RFE: .so filters

Thu Jan 9 23:58:02 CET 2014

On Thu, Jan 09, 2014 at 10:34:26PM +0100, Jason A. Donenfeld wrote:
> I'm thinking about this filtering situation w.r.t. gravatar and
> potentially running multiple filters on one page. Something I've been
> considering is implementing a simple dlopen() mechanism for filters,
> if the filter filename starts with "soname:" or "lib:" or similar, so
> as to avoid the fork()ing and exec()ing we currently have, for high
> frequency filters. The idea is that first use of the filter would be
> dlopen()'d, but wouldn't be dlclose()'d until the end of the
> processing. This way the same function could be used over and over
> again without significant penalty.
> 
> In my first thinking of this, the method of action would be the same
> as the current system -- "int filter_run(int argc, char *argv[])" is
> dlopen()'d, executed, and it reads and writes to the dup2()'d file
> descriptor. Unfortunately, the piping in this introduces a cost that
> I'd rather avoid. In the case of gravatar (or more generally, email
> author filters), we'd be better off with a "char *filter_run(int argc,
> char *argv[])", that can just return the string that the html
> functions will then print. This, however, breaks the current filtering
> paradigm, and might not be ideal for filters that enjoy a stream of
> data (such as source code filters). This distinction more or less
> points toward coming up with a library API of sorts, but I really
> really really don't want to add a full fledged plugin system. So this
> has me leaning toward the simpler first idea.
> 
> But I'm undecided at the moment.

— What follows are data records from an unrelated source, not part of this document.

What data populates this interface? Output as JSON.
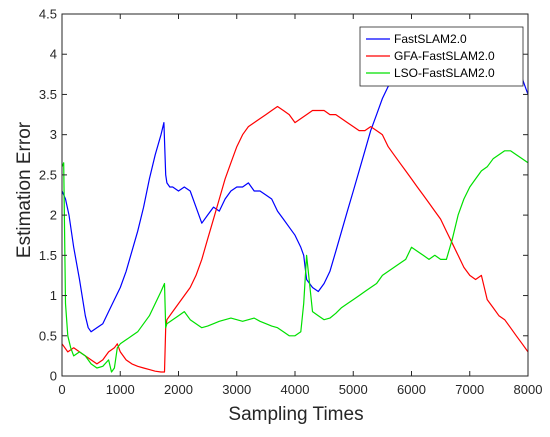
{
  "chart_data": {
    "type": "line",
    "xlabel": "Sampling Times",
    "ylabel": "Estimation Error",
    "xlim": [
      0,
      8000
    ],
    "ylim": [
      0,
      4.5
    ],
    "xticks": [
      "0",
      "1000",
      "2000",
      "3000",
      "4000",
      "5000",
      "6000",
      "7000",
      "8000"
    ],
    "yticks": [
      "0",
      "0.5",
      "1",
      "1.5",
      "2",
      "2.5",
      "3",
      "3.5",
      "4",
      "4.5"
    ],
    "grid": false,
    "legend_position": "top-right",
    "series": [
      {
        "name": "FastSLAM2.0",
        "color": "#0000ff",
        "x": [
          0,
          60,
          120,
          200,
          300,
          400,
          450,
          500,
          600,
          700,
          800,
          900,
          1000,
          1100,
          1200,
          1300,
          1400,
          1500,
          1600,
          1700,
          1750,
          1780,
          1800,
          1850,
          1900,
          2000,
          2100,
          2200,
          2300,
          2400,
          2500,
          2600,
          2700,
          2800,
          2900,
          3000,
          3100,
          3200,
          3300,
          3400,
          3500,
          3600,
          3700,
          3800,
          3900,
          4000,
          4100,
          4150,
          4200,
          4300,
          4400,
          4500,
          4600,
          4700,
          4800,
          4900,
          5000,
          5100,
          5200,
          5300,
          5400,
          5500,
          5600,
          5700,
          5800,
          5900,
          6000,
          6100,
          6200,
          6300,
          6400,
          6500,
          6600,
          6700,
          6800,
          6900,
          7000,
          7100,
          7200,
          7300,
          7400,
          7500,
          7600,
          7700,
          7800,
          7850,
          7900,
          7950,
          8000
        ],
        "y": [
          2.3,
          2.2,
          2.0,
          1.6,
          1.2,
          0.75,
          0.6,
          0.55,
          0.6,
          0.65,
          0.8,
          0.95,
          1.1,
          1.3,
          1.55,
          1.8,
          2.1,
          2.45,
          2.75,
          3.0,
          3.15,
          2.5,
          2.4,
          2.35,
          2.35,
          2.3,
          2.35,
          2.3,
          2.1,
          1.9,
          2.0,
          2.1,
          2.05,
          2.2,
          2.3,
          2.35,
          2.35,
          2.4,
          2.3,
          2.3,
          2.25,
          2.2,
          2.05,
          1.95,
          1.85,
          1.75,
          1.6,
          1.5,
          1.2,
          1.1,
          1.05,
          1.15,
          1.3,
          1.55,
          1.8,
          2.05,
          2.3,
          2.55,
          2.8,
          3.05,
          3.25,
          3.45,
          3.6,
          3.7,
          3.8,
          3.85,
          3.9,
          3.9,
          3.95,
          4.0,
          3.95,
          4.0,
          4.0,
          3.95,
          4.0,
          3.95,
          3.95,
          3.95,
          4.0,
          4.0,
          3.95,
          3.9,
          3.9,
          3.95,
          3.9,
          3.75,
          3.7,
          3.6,
          3.5
        ]
      },
      {
        "name": "GFA-FastSLAM2.0",
        "color": "#ff0000",
        "x": [
          0,
          100,
          200,
          300,
          400,
          500,
          600,
          700,
          800,
          900,
          950,
          1000,
          1100,
          1200,
          1300,
          1400,
          1500,
          1600,
          1700,
          1760,
          1780,
          1800,
          1900,
          2000,
          2100,
          2200,
          2300,
          2400,
          2500,
          2600,
          2700,
          2800,
          2900,
          3000,
          3100,
          3200,
          3300,
          3400,
          3500,
          3600,
          3700,
          3800,
          3900,
          4000,
          4100,
          4200,
          4300,
          4400,
          4500,
          4600,
          4700,
          4800,
          4900,
          5000,
          5100,
          5200,
          5300,
          5400,
          5500,
          5600,
          5700,
          5800,
          5900,
          6000,
          6100,
          6200,
          6300,
          6400,
          6500,
          6600,
          6700,
          6800,
          6900,
          7000,
          7100,
          7200,
          7250,
          7300,
          7400,
          7500,
          7600,
          7700,
          7800,
          7900,
          8000
        ],
        "y": [
          0.4,
          0.3,
          0.35,
          0.3,
          0.25,
          0.2,
          0.15,
          0.2,
          0.3,
          0.35,
          0.4,
          0.3,
          0.2,
          0.15,
          0.12,
          0.1,
          0.08,
          0.06,
          0.05,
          0.05,
          0.6,
          0.7,
          0.8,
          0.9,
          1.0,
          1.1,
          1.25,
          1.45,
          1.7,
          1.95,
          2.2,
          2.45,
          2.65,
          2.85,
          3.0,
          3.1,
          3.15,
          3.2,
          3.25,
          3.3,
          3.35,
          3.3,
          3.25,
          3.15,
          3.2,
          3.25,
          3.3,
          3.3,
          3.3,
          3.25,
          3.25,
          3.2,
          3.15,
          3.1,
          3.05,
          3.05,
          3.1,
          3.05,
          3.0,
          2.85,
          2.75,
          2.65,
          2.55,
          2.45,
          2.35,
          2.25,
          2.15,
          2.05,
          1.95,
          1.8,
          1.65,
          1.5,
          1.35,
          1.25,
          1.2,
          1.25,
          1.1,
          0.95,
          0.85,
          0.75,
          0.7,
          0.6,
          0.5,
          0.4,
          0.3
        ]
      },
      {
        "name": "LSO-FastSLAM2.0",
        "color": "#00e000",
        "x": [
          0,
          30,
          60,
          100,
          150,
          200,
          300,
          400,
          500,
          600,
          700,
          800,
          850,
          900,
          950,
          1000,
          1100,
          1200,
          1300,
          1400,
          1500,
          1600,
          1700,
          1760,
          1780,
          1800,
          1900,
          2000,
          2100,
          2200,
          2300,
          2400,
          2500,
          2600,
          2700,
          2800,
          2900,
          3000,
          3100,
          3200,
          3300,
          3400,
          3500,
          3600,
          3700,
          3800,
          3900,
          4000,
          4100,
          4150,
          4200,
          4300,
          4400,
          4500,
          4600,
          4700,
          4800,
          4900,
          5000,
          5100,
          5200,
          5300,
          5400,
          5500,
          5600,
          5700,
          5800,
          5900,
          6000,
          6100,
          6200,
          6300,
          6400,
          6500,
          6600,
          6700,
          6800,
          6900,
          7000,
          7100,
          7200,
          7300,
          7400,
          7500,
          7600,
          7700,
          7800,
          7900,
          8000
        ],
        "y": [
          2.6,
          2.65,
          0.9,
          0.5,
          0.35,
          0.25,
          0.3,
          0.25,
          0.15,
          0.1,
          0.12,
          0.2,
          0.05,
          0.1,
          0.35,
          0.4,
          0.45,
          0.5,
          0.55,
          0.65,
          0.75,
          0.9,
          1.05,
          1.15,
          0.6,
          0.65,
          0.7,
          0.75,
          0.8,
          0.7,
          0.65,
          0.6,
          0.62,
          0.65,
          0.68,
          0.7,
          0.72,
          0.7,
          0.68,
          0.7,
          0.72,
          0.68,
          0.65,
          0.62,
          0.6,
          0.55,
          0.5,
          0.5,
          0.55,
          0.9,
          1.5,
          0.8,
          0.75,
          0.7,
          0.72,
          0.78,
          0.85,
          0.9,
          0.95,
          1.0,
          1.05,
          1.1,
          1.15,
          1.25,
          1.3,
          1.35,
          1.4,
          1.45,
          1.6,
          1.55,
          1.5,
          1.45,
          1.5,
          1.45,
          1.45,
          1.7,
          2.0,
          2.2,
          2.35,
          2.45,
          2.55,
          2.6,
          2.7,
          2.75,
          2.8,
          2.8,
          2.75,
          2.7,
          2.65
        ]
      }
    ]
  }
}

Comments and suggestions are most
> welcome.

That interface doesn't really match the way the current filters work.
Currently when we open a filter we replace cgit's stdout with a pipe
into the filter process, so none of the existing CGit code will work
with this interface.  We could swap out write with a function pointer
into the filter, but I don't think we guarantee that all of the data is
written in one go which makes life harder for filter writers (although
for simple cases like author info we probably could guarantee to write
it all at once).

If we allow filters to act incrementally, then we can just leave the
filter running and swap it in or out when required.  That would require
a single dup2 to make it work the same way that the filters currently
work.  Interestingly, there is an "htmlfd" variable in html.c but it is
never changed from STDOUT_FILENO; I wonder if that can be used or are
there other places (possibly in libgit.a code) that just use stdout, in
which case we should remove that variable.  But there is the problem of
terminating the response; Lukas' suggestion of using NUL for that may be
the best, it's not that hard to printf '\0' in shell.

OTOH, the particular case of author details the input is more clearly
defined than items for which we currently provide filters, so maybe it
could use a different interface.

One final point (although I don't think you're suggesting this) is that
we shouldn't require shared objects; I think scripts using stdin+stdout
are a much simpler interface and provides a much lower barrier to entry,
not least because the range of languages that can be used to implement
the filters is so much greater.